Gli era già capitato di reagire violentemente?
«No, anzi. L’anno scorso un anziano gli ha tirato uno schiaffo, i suoi amici erano attorno a lui e lo riprendevano con i cellulari incitandolo a reagire. Eppure non lo ha fatto, nonostante i telefoni puntati contro e gli amici che lo incalzavano. Se questa volta è esploso, deve essere successo qualcosa».
IL SEMAFORO DI CORSO UNITA DITALIA, A TORINO, DOVE E STATO AGGREDITO MARCO NEBIOLO
Tornando a quel venerdì, qual è stata la dinamica dell’incidente?
«Eravamo in corso Unità d’Italia quando, al semaforo, l’automobile davanti a noi ha accelerato in un primo momento per inchiodare subito dopo.
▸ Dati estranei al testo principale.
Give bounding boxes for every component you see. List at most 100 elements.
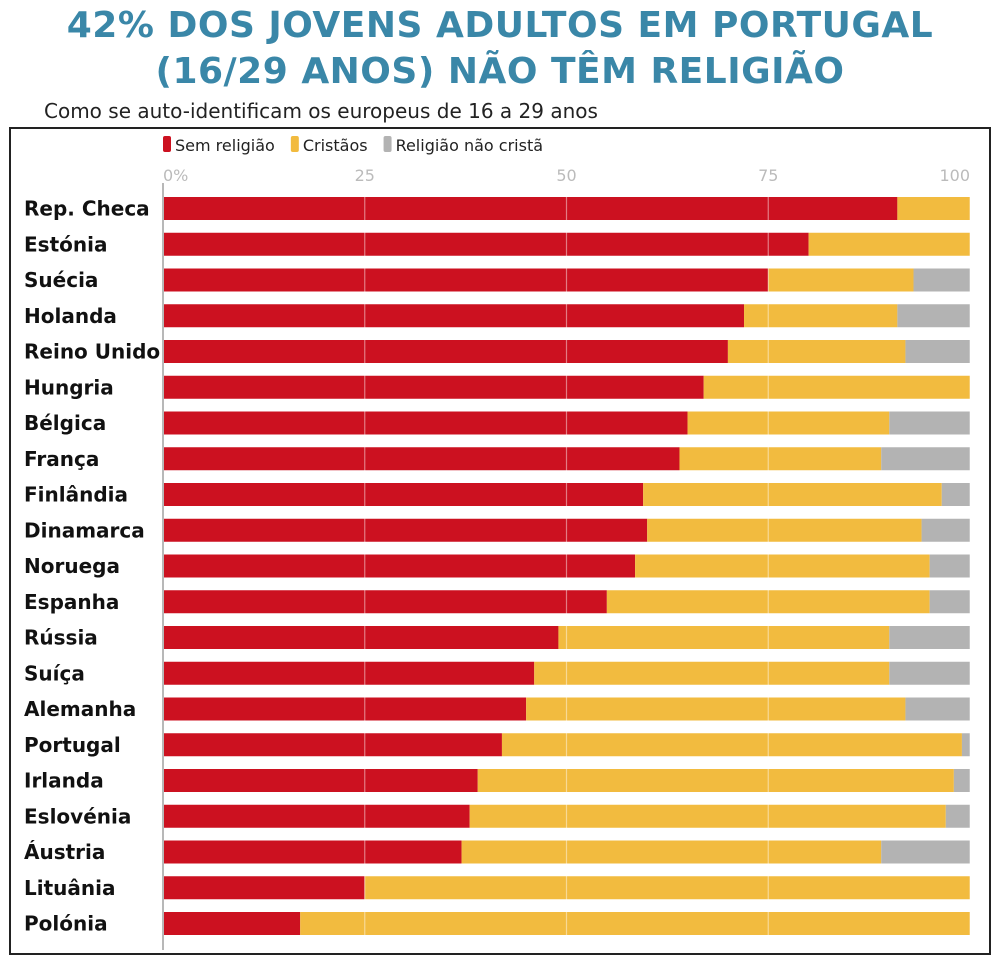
- bar-sem-religiao-9: [163, 518, 648, 542]
- bar-sem-religiao-0: [163, 197, 898, 220]
- x-tick-label: 50: [556, 166, 576, 185]
- category-label: Portugal: [24, 733, 121, 757]
- bar-sem-religiao-8: [163, 483, 644, 506]
- bar-cristaos-9: [647, 518, 922, 542]
- category-label: Áustria: [24, 840, 105, 864]
- bar-sem-religiao-10: [163, 554, 636, 578]
- category-label: Suécia: [24, 268, 98, 292]
- bar-cristaos-17: [469, 804, 946, 828]
- bar-sem-religiao-19: [163, 876, 365, 900]
- category-label: Polónia: [24, 912, 108, 936]
- bar-religiao-nao-crista-18: [881, 840, 970, 864]
- chart-subtitle: Como se auto-identificam os europeus de …: [44, 99, 598, 123]
- bar-religiao-nao-crista-3: [897, 304, 970, 328]
- bar-cristaos-18: [461, 840, 882, 864]
- legend-swatch-2: [383, 136, 392, 152]
- bar-sem-religiao-7: [163, 447, 680, 471]
- chart-title-line1: 42% DOS JOVENS ADULTOS EM PORTUGAL: [66, 5, 934, 46]
- bar-sem-religiao-6: [163, 411, 688, 435]
- legend-label: Sem religião: [175, 136, 275, 155]
- bar-sem-religiao-17: [163, 804, 470, 828]
- bar-cristaos-3: [744, 304, 898, 328]
- bar-religiao-nao-crista-14: [905, 697, 970, 721]
- x-tick-label: 75: [758, 166, 778, 185]
- bar-sem-religiao-3: [163, 304, 745, 328]
- category-label: Rep. Checa: [24, 197, 150, 221]
- category-label: Rússia: [24, 626, 98, 650]
- bar-religiao-nao-crista-15: [961, 733, 970, 757]
- x-axis-ticks: 0% 25 50 75 100: [163, 166, 970, 185]
- bar-sem-religiao-15: [163, 733, 502, 757]
- bar-religiao-nao-crista-10: [929, 554, 970, 578]
- bars: [163, 197, 970, 935]
- bar-religiao-nao-crista-11: [929, 590, 970, 614]
- bar-cristaos-1: [808, 232, 970, 256]
- bar-cristaos-16: [477, 769, 954, 792]
- bar-sem-religiao-13: [163, 661, 535, 685]
- category-label: Dinamarca: [24, 518, 145, 542]
- chart-frame: [9, 127, 991, 955]
- category-label: Noruega: [24, 554, 120, 578]
- bar-cristaos-11: [606, 590, 930, 614]
- bar-cristaos-4: [727, 340, 906, 363]
- bar-religiao-nao-crista-4: [905, 340, 970, 363]
- legend-label: Religião não cristã: [396, 136, 543, 155]
- bar-sem-religiao-18: [163, 840, 462, 864]
- bar-sem-religiao-12: [163, 626, 559, 649]
- bar-cristaos-10: [635, 554, 930, 578]
- bar-cristaos-12: [558, 626, 890, 649]
- bar-religiao-nao-crista-12: [889, 626, 970, 649]
- legend-label: Cristãos: [303, 136, 368, 155]
- legend-swatch-0: [163, 136, 171, 152]
- legend: Sem religião Cristãos Religião não cristã: [163, 136, 543, 155]
- chart-title-line2: (16/29 ANOS) NÃO TÊM RELIGIÃO: [155, 51, 845, 92]
- bar-sem-religiao-5: [163, 375, 704, 399]
- bar-religiao-nao-crista-8: [941, 483, 970, 506]
- bar-sem-religiao-16: [163, 769, 478, 792]
- bar-religiao-nao-crista-17: [945, 804, 970, 828]
- bar-sem-religiao-4: [163, 340, 728, 363]
- x-tick-label: 0%: [163, 166, 188, 185]
- bar-cristaos-8: [643, 483, 942, 506]
- category-label: Estónia: [24, 232, 107, 256]
- x-tick-label: 100: [939, 166, 970, 185]
- legend-swatch-1: [290, 136, 299, 152]
- category-label: França: [24, 447, 99, 471]
- bar-cristaos-5: [703, 375, 970, 399]
- bar-cristaos-6: [687, 411, 890, 435]
- bar-cristaos-19: [364, 876, 970, 900]
- category-label: Espanha: [24, 590, 119, 614]
- category-label: Lituânia: [24, 876, 115, 900]
- bar-cristaos-0: [897, 197, 970, 220]
- category-label: Finlândia: [24, 483, 128, 507]
- bar-religiao-nao-crista-6: [889, 411, 970, 435]
- bar-sem-religiao-20: [163, 912, 301, 935]
- bar-cristaos-14: [526, 697, 906, 721]
- category-label: Suíça: [24, 661, 85, 685]
- x-tick-label: 25: [355, 166, 375, 185]
- bar-religiao-nao-crista-16: [953, 769, 970, 792]
- bar-religiao-nao-crista-7: [881, 447, 970, 471]
- category-label: Holanda: [24, 304, 117, 328]
- bar-sem-religiao-1: [163, 232, 809, 256]
- bar-religiao-nao-crista-2: [913, 268, 970, 292]
- bar-cristaos-7: [679, 447, 882, 471]
- bar-sem-religiao-11: [163, 590, 607, 614]
- bar-religiao-nao-crista-13: [889, 661, 970, 685]
- category-label: Bélgica: [24, 411, 106, 435]
- category-label: Irlanda: [24, 769, 104, 793]
- gridlines: [162, 183, 971, 950]
- bar-cristaos-2: [768, 268, 914, 292]
- category-label: Reino Unido: [24, 340, 160, 364]
- category-label: Alemanha: [24, 697, 136, 721]
- bar-cristaos-15: [501, 733, 962, 757]
- bar-sem-religiao-2: [163, 268, 769, 292]
- category-labels: Rep. Checa Estónia Suécia Holanda Reino Unid…: [24, 197, 160, 936]
- bar-cristaos-13: [534, 661, 890, 685]
- category-label: Hungria: [24, 375, 114, 399]
- bar-religiao-nao-crista-9: [921, 518, 970, 542]
- bar-cristaos-20: [300, 912, 970, 935]
- category-label: Eslovénia: [24, 804, 131, 828]
- bar-sem-religiao-14: [163, 697, 527, 721]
Una cosa che non andrebbe fatta: o si passa, o non si fa finta per poi frenare pochi istanti più tardi».
A quel punto è andata a colpire l’automobile di Nebiolo?
«No, assolutamente no. Ero ovviamente arrabbiata e sono scesa in strada, ma non ho mai colpito i vetri. Ho aperto la portiera del passeggero e gli ho urlato contro, chiedendo se si rendesse conto di che cosa aveva appena fatto. Anche mio figlio ha fatto la stessa cosa». [...]
Ma allora perché suo figlio ha colpito Nebiolo con un pugno?
«Non lo so, stavamo per andarcene quando mi sono girata e ho solo visto la scena del colpo al volto. Mio figlio mi ha detto che è stato provocato e che ha ricevuto uno spintone. Aveva paura di essere colpito, allora l’ha fatto per primo. Mi spiace, gli ho sempre insegnato che le mani non si usano: abbiamo la bocca, bisogna parlare per chiarirsi. Non lo giustifico, ma forse un adulto avrebbe dovuto interagire diversamente».
Un testimone ha detto che siete subito fuggiti in taxi.
«No, non ci sono testimoni. Ma soprattutto noi non siamo scappati. Io avevo già chiamato un taxi perché avevo litigato con l’uomo che stava accompagnando me e mio figlio. Era già arrivato quando l’ho chiamato per andare via, mi sono girata e ho visto la scena del pugno.
L’ho preso con me e siamo partiti, avevo paura che Nebiolo potesse alzarsi e reagire. Nella testa mi sono detta “adesso succede il finimondo”, pensavo potessero ammazzarsi. Ma non è assolutamente vero che lo abbiamo abbandonato: con lui c’era il conducente della nostra auto. Siamo andati in taxi in ospedale, poi il giorno successivo mi sono presentata alla polizia municipale per raccontare tutto».